Patterns library · P-30 Archetype

Top-K via heap or quickselect

2,765 words · 15 min read · applies to 2 chapters.

The decision#

You've classified the problem as top-K: out of n candidates, return the K that sit on one side of some boundary, or return the value sitting on the boundary itself. The algorithm choice (bounded heap of size K, or partition-and-recurse) is one decision. The recipe choice, what the heap or partition is ranking and by what key, is a different decision, and it's the one this page resolves.

This page is the variant catalog. It does not re-litigate the heap-versus-quickselect choice; that lives at Quickselect vs heap for top-K, which lays out the five-axis flowchart (streaming source, sorted output, K versus n, adversarial inputs, mutation OK). When the choice is which structure to reach for, branch to P-22. When the question is broader, heap versus sorted array versus balanced BST, branch to Heap vs sorted array vs BST.

Within this family, three variants cover the bulk of the LeetCode problem space. They differ on one axis: what the heap or the partition is ranking. Rank the value itself, you're at LC 215 territory. Rank a derived frequency, you're at LC 347. Rank a derived distance with a custom comparator, you're at LC 973. The flowchart in the next section is the one-question version of that split.

The flowchart#

the input value itself a derived frequencycomputed from the input a derived numeric keyunder a custom comparator Top-K familyalgorithm choice resolved at P-22 What is beingranked? Kth-largest by valueLC 215 K-most-frequentLC 347, LC 692 K-closest by distanceLC 973

The discriminator is the rank key, not the algorithm. Each branch admits both the heap recipe and the quickselect recipe; P-22 picks between them along five axes the rank key doesn't touch.

Variants#

Kth-largest by value#

Recognition signal. The problem asks for the K-th largest (or K-th smallest) element of an array, and the comparison key is the array element itself. The phrasing is direct: "find the K-th largest element in nums," with no derived score, no compound object, no tie-break rule. LC 215 is the textbook case.[1]

When to pick:

  • The input is a flat array of comparable values (integers, strings under their natural order, anything < works on directly).
  • The answer is either the boundary value at sorted position K, or the K values to one side of it. No transformation, no payload to carry through the structure.
  • Mutation of the input is acceptable, or, under the heap recipe, you have O(K) extra space for the bounded structure.

The recipe shape under the heap algorithm: maintain a min-heap of size at most K. Walk the array; push each value; if size exceeds K, pop the root.
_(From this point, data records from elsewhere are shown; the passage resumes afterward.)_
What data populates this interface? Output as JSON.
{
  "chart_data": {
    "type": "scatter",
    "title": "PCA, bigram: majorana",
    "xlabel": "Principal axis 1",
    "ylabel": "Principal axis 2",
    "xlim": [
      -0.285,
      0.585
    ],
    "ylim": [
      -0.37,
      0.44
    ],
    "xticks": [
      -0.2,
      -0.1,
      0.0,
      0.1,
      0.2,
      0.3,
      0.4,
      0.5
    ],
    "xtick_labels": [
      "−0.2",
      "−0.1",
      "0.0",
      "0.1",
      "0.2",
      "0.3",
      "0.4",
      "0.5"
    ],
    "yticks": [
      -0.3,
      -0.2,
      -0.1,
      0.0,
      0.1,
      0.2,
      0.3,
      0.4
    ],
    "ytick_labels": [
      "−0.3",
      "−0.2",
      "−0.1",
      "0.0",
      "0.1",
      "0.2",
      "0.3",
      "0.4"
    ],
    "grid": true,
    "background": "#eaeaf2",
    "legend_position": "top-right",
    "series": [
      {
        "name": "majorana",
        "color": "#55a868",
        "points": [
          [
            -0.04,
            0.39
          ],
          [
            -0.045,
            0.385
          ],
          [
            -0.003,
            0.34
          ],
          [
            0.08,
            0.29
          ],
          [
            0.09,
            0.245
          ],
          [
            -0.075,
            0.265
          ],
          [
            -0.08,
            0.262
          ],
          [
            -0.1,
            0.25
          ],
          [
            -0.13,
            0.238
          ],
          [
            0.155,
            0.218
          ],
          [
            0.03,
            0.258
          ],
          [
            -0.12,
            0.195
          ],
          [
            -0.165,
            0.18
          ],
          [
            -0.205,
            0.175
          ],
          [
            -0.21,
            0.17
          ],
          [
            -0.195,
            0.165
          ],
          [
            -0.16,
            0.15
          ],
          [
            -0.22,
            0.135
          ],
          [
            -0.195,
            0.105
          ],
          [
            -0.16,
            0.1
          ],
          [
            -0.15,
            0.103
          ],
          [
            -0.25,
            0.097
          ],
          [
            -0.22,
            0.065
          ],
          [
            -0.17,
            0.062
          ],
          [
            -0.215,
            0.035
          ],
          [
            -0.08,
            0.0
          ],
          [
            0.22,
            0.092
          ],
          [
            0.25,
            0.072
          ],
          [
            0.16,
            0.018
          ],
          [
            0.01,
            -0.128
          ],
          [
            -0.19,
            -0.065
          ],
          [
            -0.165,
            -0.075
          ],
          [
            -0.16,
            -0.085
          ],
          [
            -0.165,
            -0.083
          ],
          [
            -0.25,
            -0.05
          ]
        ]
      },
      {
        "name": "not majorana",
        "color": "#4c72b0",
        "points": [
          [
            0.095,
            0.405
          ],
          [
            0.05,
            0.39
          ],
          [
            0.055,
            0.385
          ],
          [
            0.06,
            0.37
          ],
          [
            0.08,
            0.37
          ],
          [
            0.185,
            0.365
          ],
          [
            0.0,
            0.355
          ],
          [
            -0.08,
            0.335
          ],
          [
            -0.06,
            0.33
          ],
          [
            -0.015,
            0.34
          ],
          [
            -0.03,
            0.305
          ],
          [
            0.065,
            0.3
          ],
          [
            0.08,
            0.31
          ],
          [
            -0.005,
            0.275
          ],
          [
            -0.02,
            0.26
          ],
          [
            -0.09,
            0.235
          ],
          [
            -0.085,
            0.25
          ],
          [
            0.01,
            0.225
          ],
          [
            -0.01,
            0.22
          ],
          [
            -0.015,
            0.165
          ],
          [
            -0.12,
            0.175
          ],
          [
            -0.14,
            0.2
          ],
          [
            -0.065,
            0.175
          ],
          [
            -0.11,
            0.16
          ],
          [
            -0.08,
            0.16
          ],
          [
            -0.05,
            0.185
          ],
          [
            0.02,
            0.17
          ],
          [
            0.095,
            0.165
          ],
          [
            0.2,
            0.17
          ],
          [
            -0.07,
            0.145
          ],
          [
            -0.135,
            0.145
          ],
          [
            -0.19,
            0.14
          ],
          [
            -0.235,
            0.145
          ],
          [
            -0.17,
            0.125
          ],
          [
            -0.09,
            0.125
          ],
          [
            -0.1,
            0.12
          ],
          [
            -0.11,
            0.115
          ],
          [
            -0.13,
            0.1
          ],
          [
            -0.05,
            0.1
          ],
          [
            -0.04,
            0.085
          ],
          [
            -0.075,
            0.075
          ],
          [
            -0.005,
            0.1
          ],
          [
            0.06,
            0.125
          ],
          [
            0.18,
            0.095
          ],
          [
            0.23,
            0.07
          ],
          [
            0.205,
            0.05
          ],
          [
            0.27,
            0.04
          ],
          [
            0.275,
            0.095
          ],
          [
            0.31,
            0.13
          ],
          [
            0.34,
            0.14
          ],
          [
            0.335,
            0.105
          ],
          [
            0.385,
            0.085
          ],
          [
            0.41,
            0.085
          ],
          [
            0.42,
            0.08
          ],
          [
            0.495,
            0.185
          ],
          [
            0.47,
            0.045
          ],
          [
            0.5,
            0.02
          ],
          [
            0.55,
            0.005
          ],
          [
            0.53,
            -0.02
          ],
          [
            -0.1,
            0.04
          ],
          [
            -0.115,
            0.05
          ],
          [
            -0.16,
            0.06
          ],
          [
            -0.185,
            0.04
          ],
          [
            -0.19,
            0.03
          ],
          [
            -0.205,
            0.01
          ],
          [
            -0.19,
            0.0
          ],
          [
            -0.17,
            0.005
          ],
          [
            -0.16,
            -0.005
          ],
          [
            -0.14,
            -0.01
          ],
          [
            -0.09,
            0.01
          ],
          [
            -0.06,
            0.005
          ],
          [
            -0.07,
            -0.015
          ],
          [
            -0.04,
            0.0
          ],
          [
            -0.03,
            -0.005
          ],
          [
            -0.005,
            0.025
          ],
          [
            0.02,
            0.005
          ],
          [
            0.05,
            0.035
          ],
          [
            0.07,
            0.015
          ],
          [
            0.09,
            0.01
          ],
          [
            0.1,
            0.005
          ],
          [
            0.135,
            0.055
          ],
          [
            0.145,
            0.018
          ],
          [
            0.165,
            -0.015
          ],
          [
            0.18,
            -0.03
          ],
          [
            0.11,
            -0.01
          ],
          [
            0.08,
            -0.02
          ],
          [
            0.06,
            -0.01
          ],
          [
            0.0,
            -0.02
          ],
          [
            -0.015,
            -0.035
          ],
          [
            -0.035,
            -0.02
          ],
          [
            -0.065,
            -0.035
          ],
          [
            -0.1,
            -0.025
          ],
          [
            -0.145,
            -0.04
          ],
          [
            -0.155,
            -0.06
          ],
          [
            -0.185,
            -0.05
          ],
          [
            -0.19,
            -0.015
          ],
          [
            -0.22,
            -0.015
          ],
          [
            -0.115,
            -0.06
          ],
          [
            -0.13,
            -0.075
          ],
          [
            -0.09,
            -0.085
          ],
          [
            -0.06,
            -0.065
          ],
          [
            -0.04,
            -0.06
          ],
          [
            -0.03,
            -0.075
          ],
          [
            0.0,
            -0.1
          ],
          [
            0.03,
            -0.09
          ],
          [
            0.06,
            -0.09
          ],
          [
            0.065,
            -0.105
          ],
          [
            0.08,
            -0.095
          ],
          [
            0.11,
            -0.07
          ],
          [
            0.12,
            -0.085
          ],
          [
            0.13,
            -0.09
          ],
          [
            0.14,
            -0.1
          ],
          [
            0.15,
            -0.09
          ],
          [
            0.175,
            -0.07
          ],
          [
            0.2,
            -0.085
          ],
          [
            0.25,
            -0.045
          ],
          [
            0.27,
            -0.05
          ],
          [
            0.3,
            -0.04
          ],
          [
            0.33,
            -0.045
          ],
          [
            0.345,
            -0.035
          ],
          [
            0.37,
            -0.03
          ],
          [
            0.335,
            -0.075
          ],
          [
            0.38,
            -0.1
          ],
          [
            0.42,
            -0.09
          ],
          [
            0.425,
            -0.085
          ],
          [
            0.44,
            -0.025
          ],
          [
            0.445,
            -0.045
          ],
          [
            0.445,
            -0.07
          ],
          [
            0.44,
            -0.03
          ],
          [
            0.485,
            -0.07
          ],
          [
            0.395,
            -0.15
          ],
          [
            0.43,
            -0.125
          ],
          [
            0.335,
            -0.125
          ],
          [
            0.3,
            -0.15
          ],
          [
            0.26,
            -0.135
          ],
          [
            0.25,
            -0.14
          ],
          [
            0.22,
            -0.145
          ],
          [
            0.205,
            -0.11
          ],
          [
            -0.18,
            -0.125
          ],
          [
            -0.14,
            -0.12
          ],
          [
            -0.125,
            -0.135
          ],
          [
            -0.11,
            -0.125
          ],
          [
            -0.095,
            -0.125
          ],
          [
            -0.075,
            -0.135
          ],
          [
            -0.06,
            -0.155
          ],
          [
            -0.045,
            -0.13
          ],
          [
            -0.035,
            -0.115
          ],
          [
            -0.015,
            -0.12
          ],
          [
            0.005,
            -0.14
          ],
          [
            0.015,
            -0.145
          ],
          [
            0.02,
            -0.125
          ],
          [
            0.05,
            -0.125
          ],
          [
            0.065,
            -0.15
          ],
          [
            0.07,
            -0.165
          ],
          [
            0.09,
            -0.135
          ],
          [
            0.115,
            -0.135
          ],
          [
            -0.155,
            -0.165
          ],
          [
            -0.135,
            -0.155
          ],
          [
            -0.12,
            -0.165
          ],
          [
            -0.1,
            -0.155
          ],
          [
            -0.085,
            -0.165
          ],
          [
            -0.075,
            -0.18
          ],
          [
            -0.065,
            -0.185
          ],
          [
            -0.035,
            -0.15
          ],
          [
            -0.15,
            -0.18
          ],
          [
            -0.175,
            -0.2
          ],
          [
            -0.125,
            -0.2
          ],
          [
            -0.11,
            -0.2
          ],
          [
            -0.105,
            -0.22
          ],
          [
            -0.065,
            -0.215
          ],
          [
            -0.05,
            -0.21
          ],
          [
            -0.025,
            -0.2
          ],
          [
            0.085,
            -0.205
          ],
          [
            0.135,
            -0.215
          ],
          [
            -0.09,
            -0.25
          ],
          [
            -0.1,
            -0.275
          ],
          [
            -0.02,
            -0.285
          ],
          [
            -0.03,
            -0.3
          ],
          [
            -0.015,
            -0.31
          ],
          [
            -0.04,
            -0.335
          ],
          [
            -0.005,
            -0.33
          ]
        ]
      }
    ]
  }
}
After the scan, heap[0] is the K-th largest. The size invariant is 0 <= heap.size() <= K at all times; the threshold invariant is that once size hits K, heap[0] is the smallest of the K largest seen so far, and a new candidate is admitted iff it strictly beats the root.[2]

The recipe shape under the quickselect algorithm: convert the K-th-largest index to a 0-indexed sorted-ascending position (target = n - K), partition around a random pivot, recurse on the side containing target. The post-condition is weaker than full sort. Only nums[target] lands at its final position; the K values to its right are in arbitrary order, which is the most-cited LC 215 misread.[3]

A streaming subvariant lives next to this one. LC 703 keeps the same recipe but runs it online: the heap survives across add(val) calls, and after the warmup phase fills it to size exactly K, every arrival reports the running threshold heap[0]. Quickselect has no online form; once the source is a stream, the heap is the only viable structure.[4]

Time and space: heap recipe is O(n log K) time, O(K) space, unconditional. Quickselect is O(n) expected, O(n^2) worst case under random-pivot rules; introselect (random pivot with BFPRT fallback) closes the worst-case gap at constant cost.[5]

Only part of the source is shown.